Best practices for other package management without breaking my lambda stack?

First of all, thank you so so much for making the lambda-stack installer available :clap:

I installed it a while ago on a fresh ubuntu 22.04 using your instructions:

wget -nv -O- https://lambdalabs.com/install-lambda-stack.sh | sh -
sudo reboot

It worked beautifully and Tensorflow could talk to my GPU without any issues. Then I installed some additional libraries via pip: tensorflow_addons, tensorflow_probability. And this was fine, a pip freeze | grep tensor showed:

tensorboard-plugin-profile==2.11.1
tensorflow-addons==0.19.0
tensorflow-estimator==2.11.0
tensorflow-gpu==2.11.0
tensorflow-probability==0.19.0

However, when I installed tensorflow_graphics it installed the pip version of tensorflow and now it cannot see my GPU.

pip freeze | grep tensor

tensorboard==2.13.0
tensorboard-data-server==0.7.1
tensorboard-plugin-profile==2.11.1
tensorflow==2.13.0
tensorflow-addons==0.19.0
tensorflow-estimator==2.13.0
tensorflow-gpu==2.11.0
tensorflow-graphics==1.0.0
tensorflow-io-gcs-filesystem==0.32.0
tensorflow-probability==0.19.0

For now I guess I could just reinstall the lambda_stack with the same instructions even though my computer is no longer a fresh ubuntu.

My question is, what is the recommended way to install pip packages so that they don’t touch any software from the lambda stack?

Thank you!

The recommended way is to use a Python virtual environment (venv) or a conda virtual environment.

Hope this helps!

Yes, it is best practice not to use pip in your main account, but to use versioning (as Cody mentioned).
pip -v list | egrep -v “/usr/lib/python3/dist-packages”
* This will show all packages that are in your current environment not from Lambda.

It is best to use:

  • Docker
  • Python venv
  • Anaconda/Miniconda

This will allow you to have a environment for each code, so it does not conflict with others.

  • Docker images should be complete or at least reset to defaults on relaunching the image.
    NVIDIA NGC Tutorial: Run a PyTorch Docker Container using nvidia-container-toolkit on Ubuntu
  • Python venv - allows you to try with using system installed packages or without
    • This will setup a environment using system packages by default and you just add pip packages to see if they are compatible.

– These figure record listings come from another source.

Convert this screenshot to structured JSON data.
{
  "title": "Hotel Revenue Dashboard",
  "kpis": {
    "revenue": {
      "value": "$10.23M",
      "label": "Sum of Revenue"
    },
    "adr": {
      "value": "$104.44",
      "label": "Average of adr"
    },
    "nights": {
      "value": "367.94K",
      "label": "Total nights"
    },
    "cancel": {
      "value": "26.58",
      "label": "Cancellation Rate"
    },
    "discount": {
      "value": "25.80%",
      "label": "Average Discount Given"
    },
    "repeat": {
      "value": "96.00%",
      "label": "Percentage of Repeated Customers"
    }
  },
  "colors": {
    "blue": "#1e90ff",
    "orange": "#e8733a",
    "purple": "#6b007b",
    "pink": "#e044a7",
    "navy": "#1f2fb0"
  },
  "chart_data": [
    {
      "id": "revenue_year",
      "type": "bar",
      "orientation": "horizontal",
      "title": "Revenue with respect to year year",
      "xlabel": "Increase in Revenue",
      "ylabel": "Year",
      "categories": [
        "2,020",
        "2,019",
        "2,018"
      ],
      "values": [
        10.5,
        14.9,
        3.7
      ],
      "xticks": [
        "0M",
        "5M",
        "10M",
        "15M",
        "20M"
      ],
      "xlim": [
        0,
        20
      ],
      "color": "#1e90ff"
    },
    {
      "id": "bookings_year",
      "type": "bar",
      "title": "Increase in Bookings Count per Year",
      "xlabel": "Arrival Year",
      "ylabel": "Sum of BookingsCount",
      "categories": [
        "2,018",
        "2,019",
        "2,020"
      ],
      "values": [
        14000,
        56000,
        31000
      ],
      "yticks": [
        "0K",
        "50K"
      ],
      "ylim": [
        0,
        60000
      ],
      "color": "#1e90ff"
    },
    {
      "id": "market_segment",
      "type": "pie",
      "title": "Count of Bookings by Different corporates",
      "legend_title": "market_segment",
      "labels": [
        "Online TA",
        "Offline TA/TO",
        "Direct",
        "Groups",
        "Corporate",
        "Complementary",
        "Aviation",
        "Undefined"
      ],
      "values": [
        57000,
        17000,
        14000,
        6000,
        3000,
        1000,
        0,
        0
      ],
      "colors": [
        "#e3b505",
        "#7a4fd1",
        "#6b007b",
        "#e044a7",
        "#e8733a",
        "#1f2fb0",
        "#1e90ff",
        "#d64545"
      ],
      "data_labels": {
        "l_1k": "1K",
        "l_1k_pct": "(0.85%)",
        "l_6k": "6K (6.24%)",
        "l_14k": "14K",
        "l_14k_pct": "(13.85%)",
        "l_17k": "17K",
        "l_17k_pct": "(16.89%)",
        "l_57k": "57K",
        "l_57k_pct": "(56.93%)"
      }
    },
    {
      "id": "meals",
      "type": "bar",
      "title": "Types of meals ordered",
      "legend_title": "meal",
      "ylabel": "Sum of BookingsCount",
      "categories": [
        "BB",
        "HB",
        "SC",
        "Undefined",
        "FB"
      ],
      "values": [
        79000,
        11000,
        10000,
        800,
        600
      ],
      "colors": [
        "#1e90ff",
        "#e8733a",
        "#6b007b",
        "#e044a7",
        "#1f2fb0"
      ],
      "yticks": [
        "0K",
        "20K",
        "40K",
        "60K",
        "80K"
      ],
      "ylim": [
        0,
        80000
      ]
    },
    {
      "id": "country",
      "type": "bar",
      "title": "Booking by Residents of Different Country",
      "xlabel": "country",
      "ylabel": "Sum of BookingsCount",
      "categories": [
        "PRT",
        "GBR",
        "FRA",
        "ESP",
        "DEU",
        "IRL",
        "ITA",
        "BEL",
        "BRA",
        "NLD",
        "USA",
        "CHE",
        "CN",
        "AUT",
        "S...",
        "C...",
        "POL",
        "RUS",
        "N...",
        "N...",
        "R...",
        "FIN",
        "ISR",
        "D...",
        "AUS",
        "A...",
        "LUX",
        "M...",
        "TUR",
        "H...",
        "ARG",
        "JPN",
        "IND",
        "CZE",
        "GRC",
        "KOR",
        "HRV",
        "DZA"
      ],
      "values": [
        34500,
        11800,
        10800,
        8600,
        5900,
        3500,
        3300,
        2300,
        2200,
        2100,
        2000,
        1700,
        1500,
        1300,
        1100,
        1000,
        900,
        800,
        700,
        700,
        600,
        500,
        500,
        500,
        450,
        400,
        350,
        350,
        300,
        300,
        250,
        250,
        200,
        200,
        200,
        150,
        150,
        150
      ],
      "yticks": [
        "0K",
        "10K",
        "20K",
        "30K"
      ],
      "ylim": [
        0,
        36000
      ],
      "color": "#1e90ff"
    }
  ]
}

Of course you may want to make the environment names much shorter, but for clarity I made them longer (these are affected by default pip installs in ~/.local or /usr/local):
      $ python -m venv --system-site-packages myenv-with-site-packages
      $ source ./myenv-site-packages/bin/activate
    • This will setup a independent environment, needed at times when libraries conflict
      $ python -m venv myenv-independent/bin/activate
      $ source ./myenv-independent
  • Anaconda always always replaces any except software in /usr/local or ~/.local
    • To setup conda you need to down load their script install, then for example with CUDA 11.8:
      $ conda create --name torch_gpu pytorch torchvision torchaudio pytorch-cuda=11.8 -c pytorch -c nvidia
      $ conda activate torch_gpu

Pytorch has a nice matrix on how to install (limited versions but helpful):
Start Locally | PyTorch
pip is limited on what it can install, and at times you need to change the LD_LIBRARY_PATH for pip packages (in Conda or in python venv). And always make sure your ~/.local and /usr/local do not have conflicts.

Also make sure ‘which python’ you are using. Example:
$ which python
/usr/bin/python
Versus
$ which python
/home/username/miniconda3/bin/python

I have additional examples and they break between versions and changes in packages.
https://github.com/markwdalton/lambdalabs/tree/main/documentation/software

Also a useful tip to find alternate versions without any work is use the “?” versus version and it will show you valid versions that are available.
$ pip install tensorflow-gpu==?
ERROR: Could not find a version that satisfies the requirement tensorflow-gpu==? (from versions: 2.8.0rc0, 2.8.0rc1, 2.8.0, 2.8.1, 2.8.2, 2.8.3, 2.8.4, 2.9.0rc0, 2.9.0rc1, 2.9.0rc2, 2.9.0, 2.9.1, 2.9.2, 2.9.3, 2.10.0rc0, 2.10.0rc1, 2.10.0rc2, 2.10.0rc3, 2.10.0, 2.10.1, 2.11.0rc0, 2.11.0rc1, 2.11.0rc2, 2.11.0, 2.12.0)
ERROR: No matching distribution found for tensorflow-gpu==?